Şüphesiz bu pratik, aslında 1960’lı yıllardan sonra Batı’da yaygınlık kazanan “tiyatroyu araçsallaştırma” girişimlerinin politik bir türevi olarak da görülebilir. Ancak Boal’in kendisi yaptığı işi “tiyatronun kökenlerine dönüş” olarak görmekteydi. Ona göre tiyatro dythirambostörenlerinde kolektif bir politik eylem biçimi olarak doğmuştu. Ancak Yunan site devleti bu kontrolsüz eylem biçimini denetimi altın almak ve ehlileştirmek için tragedya ve komedyayı üretmişti. Sonra Aristo çıkıp bu yeni tiyatro modelinin kuramsal çerçevesini belirlemiş, böylece onu kalıcı hale getirmişti. Boal’e göre bu model, seyircileri “oditoryum” adlı bir bölgeye sıkıştırarak etkisizleştirmiş ve asıl eyleme yetkisini -aynı zamanda devlet memurları olan- oyuncuların tekeline vermişti. Trajik kahraman-özdeşleşme-katharsis kavramlarına dayalı bu model ufak tefek değişimler geçirerek yirminci yüzyılın başına kadar hâkim tiyatral anlayış olmayı sürdürmüştü. Sonra Brecht çıkmış ve bu modele ilk devrimci darbeyi vurmuştu. Onun kuramında yeni bir üçleme önplana çıkmıştı: nesne karakter-yabancılaştırma-toplumsal eleştiri. Bu çok önemli bir kazanımdı ancak Aristo’nun baskıcı poetikasından kurtulmak için hala atılması gereken son bir adım vardı: Seyirci-oyuncu ayrımını sona erdirmek ve kolektif gösteri modelini yeniden canlandırmak.
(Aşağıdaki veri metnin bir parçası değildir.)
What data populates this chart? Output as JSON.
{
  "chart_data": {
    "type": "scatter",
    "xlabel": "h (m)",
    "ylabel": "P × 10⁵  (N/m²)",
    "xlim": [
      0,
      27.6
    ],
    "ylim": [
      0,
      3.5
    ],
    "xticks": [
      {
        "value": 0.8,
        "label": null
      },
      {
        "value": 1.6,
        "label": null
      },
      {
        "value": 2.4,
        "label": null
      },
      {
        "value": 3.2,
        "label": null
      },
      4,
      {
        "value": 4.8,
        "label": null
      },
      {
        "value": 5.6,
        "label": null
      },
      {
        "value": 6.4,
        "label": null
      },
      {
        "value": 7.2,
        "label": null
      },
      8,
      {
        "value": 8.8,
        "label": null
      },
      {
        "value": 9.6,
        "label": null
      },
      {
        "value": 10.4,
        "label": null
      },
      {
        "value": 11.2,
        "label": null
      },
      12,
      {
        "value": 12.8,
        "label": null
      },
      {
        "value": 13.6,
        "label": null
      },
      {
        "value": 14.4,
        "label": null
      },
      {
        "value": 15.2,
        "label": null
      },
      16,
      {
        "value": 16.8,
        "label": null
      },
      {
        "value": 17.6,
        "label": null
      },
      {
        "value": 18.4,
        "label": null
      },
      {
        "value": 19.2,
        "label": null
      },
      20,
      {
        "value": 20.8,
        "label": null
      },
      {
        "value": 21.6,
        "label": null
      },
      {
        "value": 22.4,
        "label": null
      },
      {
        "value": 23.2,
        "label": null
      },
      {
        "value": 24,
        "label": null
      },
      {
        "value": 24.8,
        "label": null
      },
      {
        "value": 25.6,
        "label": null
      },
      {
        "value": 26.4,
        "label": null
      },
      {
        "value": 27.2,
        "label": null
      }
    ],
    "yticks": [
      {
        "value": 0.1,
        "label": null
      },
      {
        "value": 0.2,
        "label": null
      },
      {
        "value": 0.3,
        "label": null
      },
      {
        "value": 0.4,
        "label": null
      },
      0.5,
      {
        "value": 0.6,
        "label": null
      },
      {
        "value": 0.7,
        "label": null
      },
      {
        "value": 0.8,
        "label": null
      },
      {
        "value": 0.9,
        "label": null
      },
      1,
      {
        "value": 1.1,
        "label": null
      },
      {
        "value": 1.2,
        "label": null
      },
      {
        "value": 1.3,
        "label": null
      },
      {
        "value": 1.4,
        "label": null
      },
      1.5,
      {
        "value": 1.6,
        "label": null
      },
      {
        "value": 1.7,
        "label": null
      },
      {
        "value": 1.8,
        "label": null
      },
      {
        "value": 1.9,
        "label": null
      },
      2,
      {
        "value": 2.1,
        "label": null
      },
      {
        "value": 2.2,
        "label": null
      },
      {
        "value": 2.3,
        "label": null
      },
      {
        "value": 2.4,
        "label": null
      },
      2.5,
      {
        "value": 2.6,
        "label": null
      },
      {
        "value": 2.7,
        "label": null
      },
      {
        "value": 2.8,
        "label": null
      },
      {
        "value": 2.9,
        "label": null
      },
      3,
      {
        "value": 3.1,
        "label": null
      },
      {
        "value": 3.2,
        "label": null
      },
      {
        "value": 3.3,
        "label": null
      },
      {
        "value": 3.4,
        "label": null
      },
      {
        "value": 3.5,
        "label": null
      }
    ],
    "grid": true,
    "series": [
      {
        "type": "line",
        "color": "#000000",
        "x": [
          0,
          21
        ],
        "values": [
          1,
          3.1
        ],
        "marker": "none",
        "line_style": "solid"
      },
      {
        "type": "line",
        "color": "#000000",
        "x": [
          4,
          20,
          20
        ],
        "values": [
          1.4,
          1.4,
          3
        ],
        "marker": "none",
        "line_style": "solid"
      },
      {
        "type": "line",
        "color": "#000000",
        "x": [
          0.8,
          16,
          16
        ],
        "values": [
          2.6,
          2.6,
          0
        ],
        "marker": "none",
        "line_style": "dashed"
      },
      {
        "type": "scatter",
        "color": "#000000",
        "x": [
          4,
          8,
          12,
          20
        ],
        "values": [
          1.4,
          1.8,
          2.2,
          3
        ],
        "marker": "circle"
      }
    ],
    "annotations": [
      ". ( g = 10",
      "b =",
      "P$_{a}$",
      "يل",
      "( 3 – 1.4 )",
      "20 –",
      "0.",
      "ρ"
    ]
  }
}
Boal kendi tekniklerini tümüyle bunu gerçekleştirme amacı üzerine inşa etmişti: İmge Tiyatrosu, Forum Tiyatrosu, Gazete Tiyatrosu, Görünmez Tiyatro vs… türünden Ezilenlerin Tiyatrosu’nun bilinen tüm tiyatral teknikleri bu ilkeyi merkezine almaktaydı. 

Boal Peru sonrasında Avrupa’nın refah devletlerinden Asya’nın en fakir bölgelerine kadar dolaştı ve milyonlarca insanla yıllar boyunca birçok atölye ve çalışma yürüttü. 1986 yılında ülkesine döndüğünde adı uluslararası tiyatro camiasında tanınan bir tiyatrocu haline gelmişti. 1990’lı yıllarda bu deneyimlerini diğer insanlarla paylaşmak için o güne kadar geliştirdiği çeşitli tekniklerin bir sunumu olan “Oyuncular ve Oyuncu Olmayanlar İçin Oyunlar” ve daha çok kendi tekniklerinin psikotörapatik kullanımına dönük deyimlerini içeren “Arzu Gökkuşağı” adlı kitaplarını yazdı. Aynı dönemde politikaya atıldı ve İşçi Partisi’nin politik kampanyalarında önemli roller üstlendi. Seçmenlerden Lula’dan istediklerini tiyatral teknikler aracılığıyla dile getirmelerini istedi, Ezilenlerin Tiyatrosu’nu politikanın hizmetine soktu. Bu durumu bir konuşmasında şöyle değerlendirmişti: “60'larda tiyatro politikleşmişti; bugün 90'larda politikayı tiyatrallaştırmanın zamanı gelmiştir.” İşçi Partisi’nin seçim zaferinin ardından Ezilenlerin Tiyatrosu yaklaşımına dayalı tiyatro girişimleri kurumsallaşma yolunda önemli adımlar atma fırsatını buldular. Rio’daki Ezilenlerin Tiyatrosu Merkezi geniş bir ağ şeklinde ülke çağında örgütlendi ve Boal tiyatroyu politika yapmanın bir aracı haline getirmek için “Yasama Tiyatrosu” adını verdiği teknikleri üretmeye girişti. Boal yapılan işi politikanın demokratikleştirilmesi olarak görmekteydi. “Ezilenlerin Tiyatrosu” tiyatroyu, “Arzu Gökkuşağı” psikoterapiyi demokratikleştirmişti ve şimdi de politika tiyatro yoluyla demokratikleştirilmeye çalışılmaktaydı. 

Augusto Boal tüm yaşamını tiyatronun politik bir araç olarak yaşamı değiştirmek için kullanılması için teknikler üretmeye adamış bir tiyatro adamıydı. Ve şüphesiz onun eksikliğinde bu konudaki idealizmimizin de eksildiğini hissedeceğiz. “Seyirci kalmaya” karşı çıkmış birisi olarak onun artık oyuna katılamayacağını düşünmek üzücü. Eskilerin dediği gibi: Ruhu şad olsun.